= Phocus =

Several figures in Greek mythology

Phocus (/ˈfoʊkəs/; Ancient Greek: Φῶκος means "seal") was the name of the eponymous hero of Phocis in Greek mythology. Ancient sources relate of more than one figure of this name, and of these at least two are explicitly said to have had Phocis named after them.

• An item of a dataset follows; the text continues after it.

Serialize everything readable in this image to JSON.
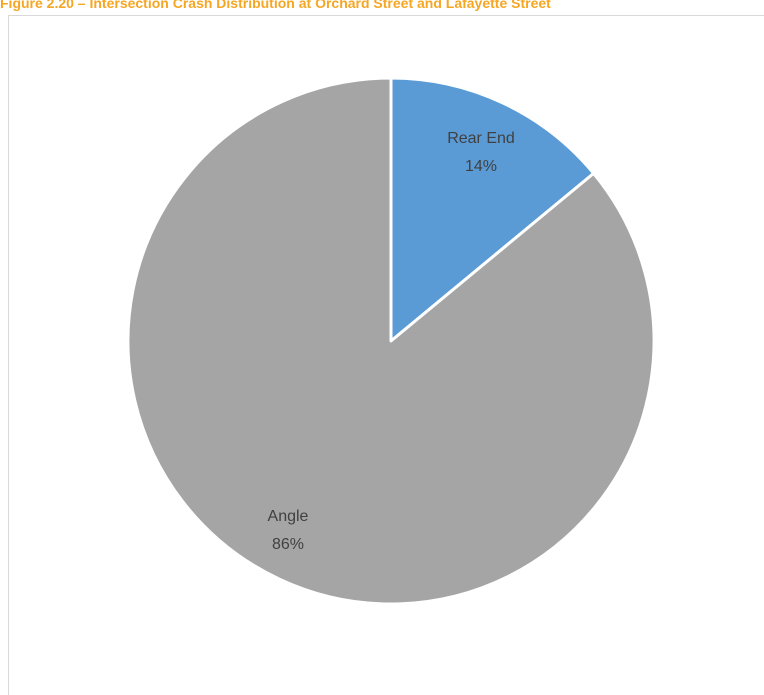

- Phocus, the son of Poseidon and Pronoe, possible eponym of Phocis according to a scholiast on the Iliad.
- Phocus, son of Aeacus and Psamathe, also possible eponym of Phocis according to a scholiast on the Iliad. Epeius, builder of the Trojan Horse, was a grandson of this Phocus.
- Phocus, son of Ornytion.
- Phocus, father of Callirhoe.
- Phocus, father of Manthea (seems to be a variation of the Callisto story) who consorted with Zeus (who was in the form of a bear) and became the mother of Arctus (seems to be variation of the character of Arcas) by the god according to clementine literature, Recognitions. The figure is mentioned by the literature to criticize the evils of polytheism in the views of Christianity, specifically focusing on adulteries of Zeus.
- Phocus and Priasus, two sons of Caeneus, were counted among the Argonauts.
- Phocus the builder, son of Danaus, is mentioned by Hyginus among the Achaeans against Troy, but is otherwise unknown.